Alfonso surprised me with birthday money to buy a new lens for my camera. Originally he planned on purchasing a zoom lens with the belief that it would come in handy as our kids aged and played sports etc. I thought that was what I wanted too until I did a little more research. For a fourth of the price I ordered a lens that allows me to take more indoor pictures without the use of a flash. If you pay attention, you'll notice that the use of a flash really "kills" a picture by making it appear a little flat. I still take pictures with my pop-up flash, but its nice to know I can capture more pictures full of life.
This lens is very sensitive to any sort of movement so I haven't yet had a chance to capture a real goodie of Mia...the girl never stops moving, but that's a story for another time :). I took this picture of Spencer in our entreeway with the front door open. That's usually a great spot to get natural light without harsh direct sunlight and get nice catchlights in the eyes.
I made it to Grandpa's house today. It helped that my two cousins meet me there and I waited in the car until their arrival because I just didn't think I could do it alone.
Of course I cried when I saw the makeshift "shrine" his caregiver created on Grandpa's chair. He hardly ever left that chair and now it's empty...forever. Weird.

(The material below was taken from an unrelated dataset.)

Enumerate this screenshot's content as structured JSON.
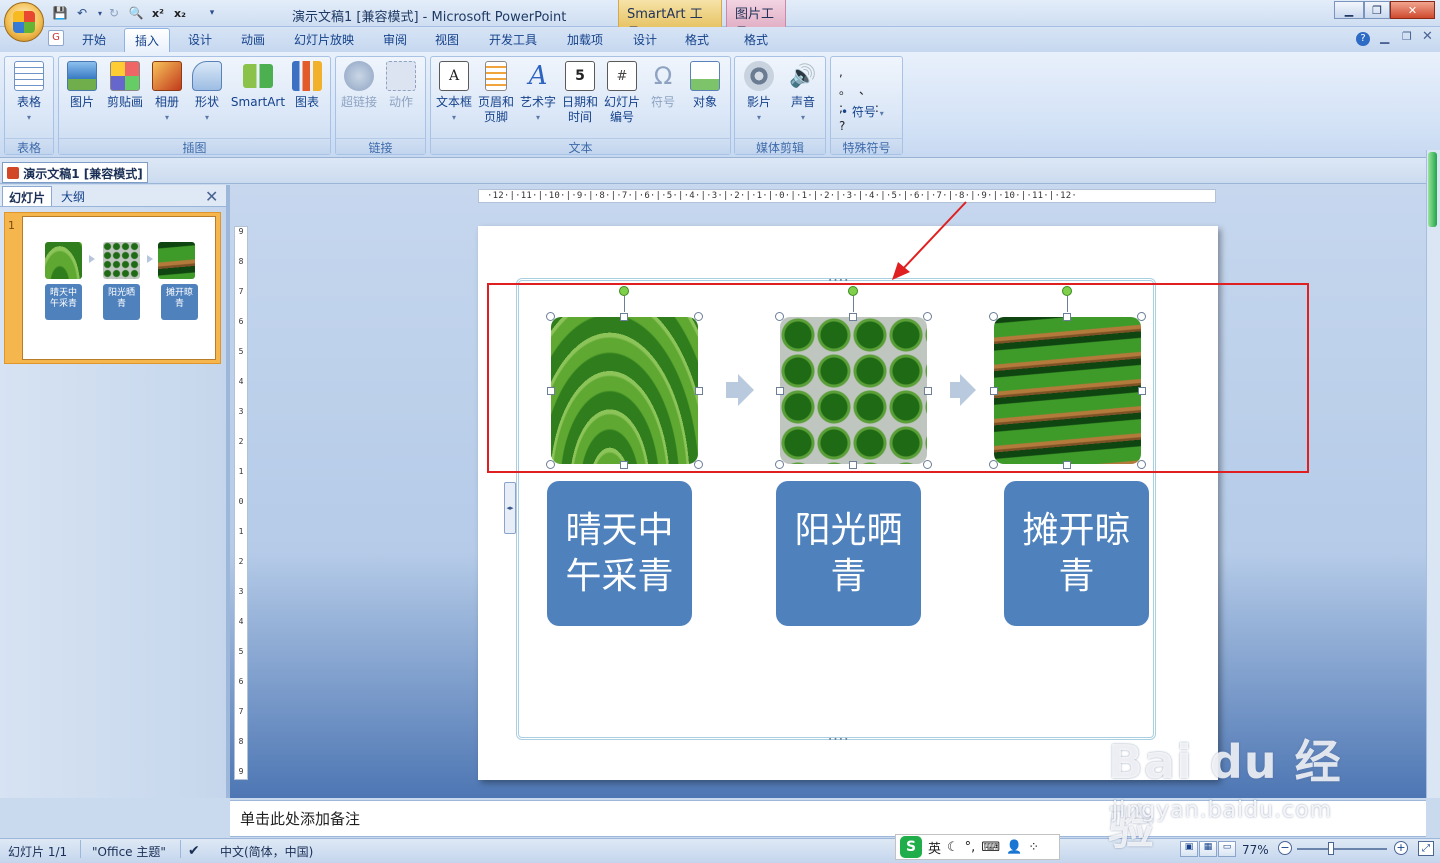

When my dad called this last Sunday to tell me Grandpa had taken a turn for the worse, I knew I needed to be in that room as soon as possible. The problem was Alfonso was at church with the car and the car seats and I had a little munchkin at home with me. After the tenth unanswered phone call, I found myself pacing in the garage just waiting to jump in the car the moment he arrived. I was anxious alright and I needed to focus my energy on something other than my husband's inability to answer his phone at such a critical time, so I started to pick-up a bit. I found a few of Spencer's Sunday school masterpieces. When I brought the papers into the house, something caught my eye. A piece of bright blue construction paper held a message I know was sent for me as it read, "God is with me".
He is, isn't He?
I entered Grandpa's room asking God to wrap His arms around me. Due to circumstances surrounding my earlier years, I've grown to have a deep anxiety surrounding death or illness. I'm not talking about the normal fear most of us carry, but rather a fear that's required years of counseling and one that will continue to require effort to overcome. I knew Grandpa was near his end and I knew he would find peace with the life he lived, but it's still hard to let go.

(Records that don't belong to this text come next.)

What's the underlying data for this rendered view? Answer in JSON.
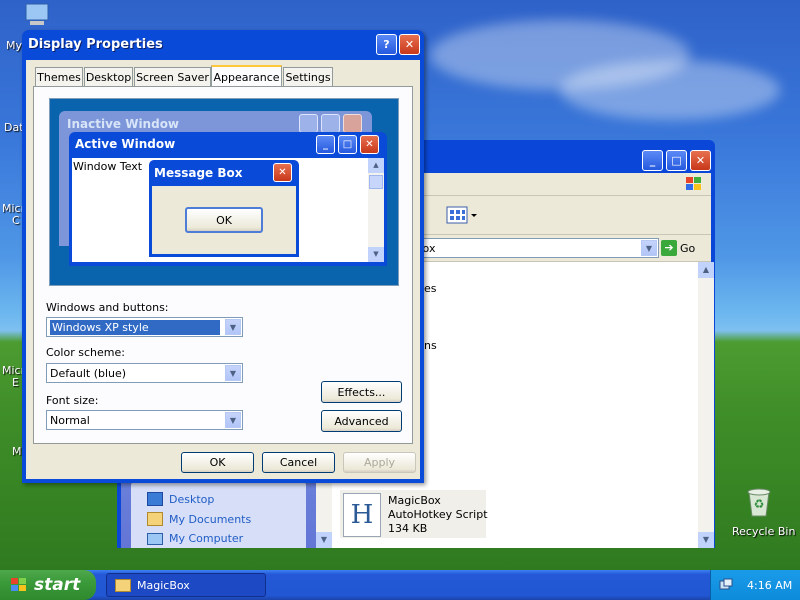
{
  "desktop": {
    "icons": [
      {
        "label": "My",
        "icon": "my-computer-icon"
      },
      {
        "label": "Dat",
        "icon": "folder-icon"
      },
      {
        "label": "Micr",
        "icon": "app-icon"
      },
      {
        "label": "C",
        "icon": "app-icon"
      },
      {
        "label": "Micr",
        "icon": "app-icon"
      },
      {
        "label": "E",
        "icon": "app-icon"
      },
      {
        "label": "M",
        "icon": "app-icon"
      }
    ],
    "recycle_bin": "Recycle Bin"
  },
  "taskbar": {
    "start_label": "start",
    "task_button": "MagicBox",
    "clock": "4:16 AM"
  },
  "explorer": {
    "address_value": "Box",
    "go_label": "Go",
    "partial_text_1": "es",
    "partial_text_2": "ns",
    "tasks": [
      {
        "label": "Desktop",
        "icon": "desktop-icon"
      },
      {
        "label": "My Documents",
        "icon": "documents-icon"
      },
      {
        "label": "My Computer",
        "icon": "computer-icon"
      }
    ],
    "file": {
      "name": "MagicBox",
      "type": "AutoHotkey Script",
      "size": "134 KB",
      "icon_letter": "H"
    }
  },
  "display_properties": {
    "title": "Display Properties",
    "tabs": [
      "Themes",
      "Desktop",
      "Screen Saver",
      "Appearance",
      "Settings"
    ],
    "active_tab": "Appearance",
    "preview": {
      "inactive_title": "Inactive Window",
      "active_title": "Active Window",
      "window_text": "Window Text",
      "message_title": "Message Box",
      "ok": "OK"
    },
    "windows_buttons_label": "Windows and buttons:",
    "windows_buttons_value": "Windows XP style",
    "color_scheme_label": "Color scheme:",
    "color_scheme_value": "Default (blue)",
    "font_size_label": "Font size:",
    "font_size_value": "Normal",
    "effects_button": "Effects...",
    "advanced_button": "Advanced",
    "ok_button": "OK",
    "cancel_button": "Cancel",
    "apply_button": "Apply"
  },
  "colors": {
    "title_bar": "#0a4ad9",
    "dialog_bg": "#ece9d8",
    "selection": "#316ac5",
    "close_red": "#d8532c",
    "start_green": "#3b9a3a"
  }
}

When his heart and oxygen monitor signaled trouble, I squeezed his hand a little tighter. He fought and he fought hard. As he took his last few breaths, I was nose to nose with the very best Grandpa in the world. What a peaceful passing. I've thanked God over and over for the opportunity to be present.

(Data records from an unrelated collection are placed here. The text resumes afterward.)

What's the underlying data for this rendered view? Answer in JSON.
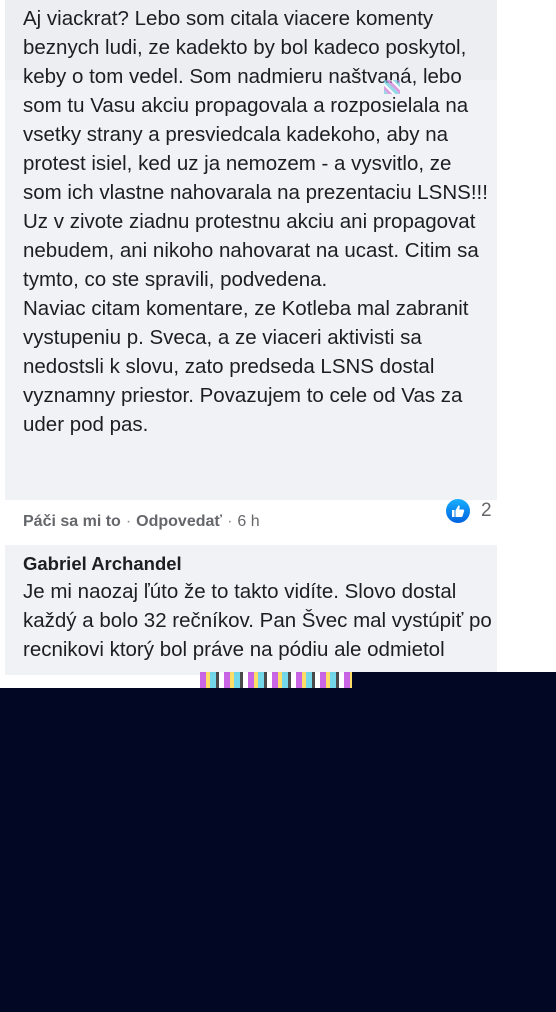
{
  "comment": {
    "text": "Aj viackrat? Lebo som citala viacere komenty beznych ludi, ze kadekto by bol kadeco poskytol, keby o tom vedel. Som nadmieru naštvaná, lebo som tu Vasu akciu propagovala a rozposielala na vsetky strany a presviedcala kadekoho, aby na protest isiel, ked uz ja nemozem - a vysvitlo, ze som ich vlastne nahovarala na prezentaciu LSNS!!!\nUz v zivote ziadnu protestnu akciu ani propagovat nebudem, ani nikoho nahovarat na ucast. Citim sa tymto, co ste spravili, podvedena.\nNaviac citam komentare, ze Kotleba mal zabranit vystupeniu p. Sveca, a ze viaceri aktivisti sa nedostsli k slovu, zato predseda LSNS dostal vyznamny priestor. Povazujem to cele od Vas za uder pod pas.",
    "like_label": "Páči sa mi to",
    "reply_label": "Odpovedať",
    "time": "6 h",
    "reaction_icon": "thumbs-up-icon",
    "reaction_count": "2"
  },
  "reply": {
    "author": "Gabriel Archandel",
    "text": "Je mi naozaj ľúto že to takto vidíte. Slovo dostal každý a bolo 32 rečníkov. Pan Švec mal vystúpiť po recnikovi ktorý bol práve na pódiu ale odmietol"
  },
  "colors": {
    "bubble": "#f0f2f5",
    "meta_text": "#65676b",
    "like_blue": "#1877f2",
    "overlay": "#020823"
  }
}
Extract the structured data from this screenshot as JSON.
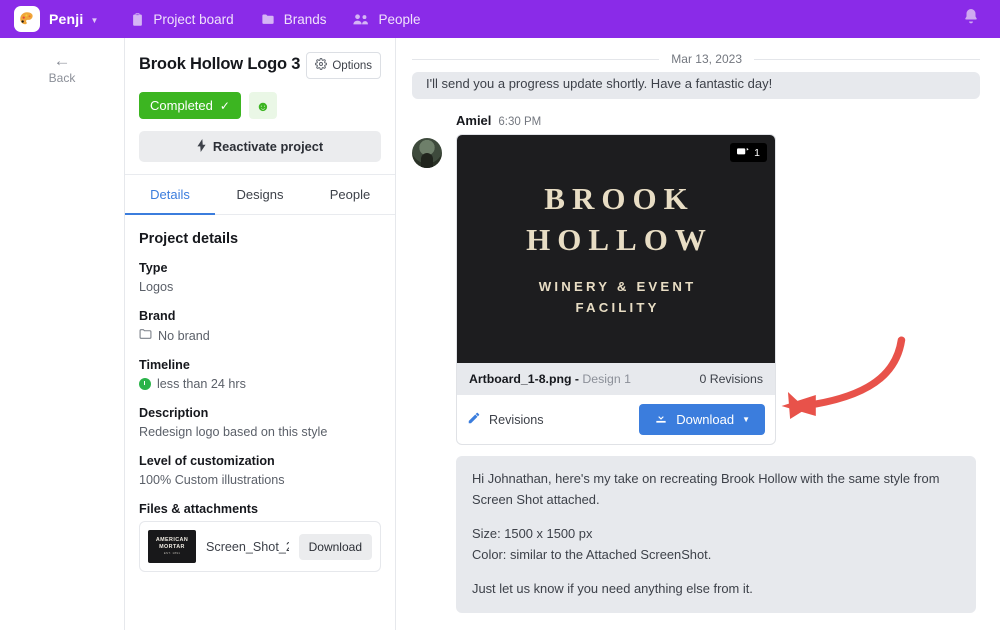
{
  "topnav": {
    "logo_icon": "palette-icon",
    "brand": "Penji",
    "caret_icon": "chevron-down-icon",
    "items": [
      {
        "label": "Project board",
        "icon": "clipboard-icon"
      },
      {
        "label": "Brands",
        "icon": "folder-icon"
      },
      {
        "label": "People",
        "icon": "people-icon"
      }
    ],
    "bell_icon": "bell-icon",
    "bg_color": "#8a2be8"
  },
  "back": {
    "label": "Back",
    "icon": "arrow-left-icon"
  },
  "left_panel": {
    "title": "Brook Hollow Logo 3",
    "options_label": "Options",
    "options_icon": "gear-icon",
    "status": {
      "label": "Completed",
      "check_icon": "check-icon",
      "color": "#3cb521"
    },
    "emoji_icon": "smiley-icon",
    "reactivate": {
      "label": "Reactivate project",
      "icon": "bolt-icon"
    },
    "tabs": [
      {
        "label": "Details",
        "active": true
      },
      {
        "label": "Designs",
        "active": false
      },
      {
        "label": "People",
        "active": false
      }
    ],
    "section_title": "Project details",
    "fields": [
      {
        "label": "Type",
        "value": "Logos",
        "icon": ""
      },
      {
        "label": "Brand",
        "value": "No brand",
        "icon": "folder-icon"
      },
      {
        "label": "Timeline",
        "value": "less than 24 hrs",
        "icon": "clock-icon"
      },
      {
        "label": "Description",
        "value": "Redesign logo based on this style",
        "icon": ""
      },
      {
        "label": "Level of customization",
        "value": "100% Custom illustrations",
        "icon": ""
      }
    ],
    "files_label": "Files & attachments",
    "attachment": {
      "name": "Screen_Shot_2...",
      "download_label": "Download",
      "thumb_line1": "AMERICAN",
      "thumb_line2": "MORTAR",
      "thumb_line3": "EST. 1891"
    }
  },
  "chat": {
    "date_separator": "Mar 13, 2023",
    "clipped_message": "I'll send you a progress update shortly. Have a fantastic day!",
    "message": {
      "author": "Amiel",
      "time": "6:30 PM",
      "avatar_icon": "user-avatar"
    },
    "design_card": {
      "count_badge": "1",
      "count_icon": "images-icon",
      "logo_line1": "BROOK",
      "logo_line2": "HOLLOW",
      "logo_sub_line1": "WINERY & EVENT",
      "logo_sub_line2": "FACILITY",
      "file_name": "Artboard_1-8.png -",
      "design_label": "Design 1",
      "revisions_count": "0 Revisions",
      "revisions_link": "Revisions",
      "revisions_icon": "pencil-icon",
      "download_label": "Download",
      "download_icon": "download-icon",
      "download_caret": "chevron-down-icon",
      "download_color": "#3b7ddd"
    },
    "body_text": {
      "p1": "Hi Johnathan, here's my take on recreating Brook Hollow with the same style from Screen Shot attached.",
      "p2_l1": "Size: 1500 x 1500 px",
      "p2_l2": "Color: similar to the Attached ScreenShot.",
      "p3": "Just let us know if you need anything else from it."
    }
  },
  "annotation": {
    "arrow_color": "#e8524a",
    "name": "red-arrow-annotation"
  }
}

Our involvement in Grandpa's life says more about him then it does us. Really, he was impossible not to love and care for. As my Uncle put it, "He made his own luck." My dad has told me many times that he's never heard Grandpa speak ill of anyone or curse. That sure makes me wish I was a little bit more like Grandpa. I too never saw him angry. The only time I remember him being upset with me was when I purposely stepped on a snail and told Grandma he did it. Sure pill time would cause him to occasionally declare, "You're sure bossy!", but more for a laugh than anything.
Now that his house is completely empty, we'll begin to sift through the treasures he and Grandma found along the way. Its hard, that's for sure, but it only hurts because we loved them both so much.
My grandpa passed away yesterday morning. This last week was pretty tough as I prepared to say goodbye. I'm not up for posting much more than this as my emotions are still pretty raw (which is why many phone calls have gone unreturned).
I took this picture a few days before grandpa passed away. I don't usually have my camera with me when I go to his house and I'm so thankful that I felt a prompting to have it with me that day. To me, this picture is proof that a photo doesn't have to be perfect to be priceless.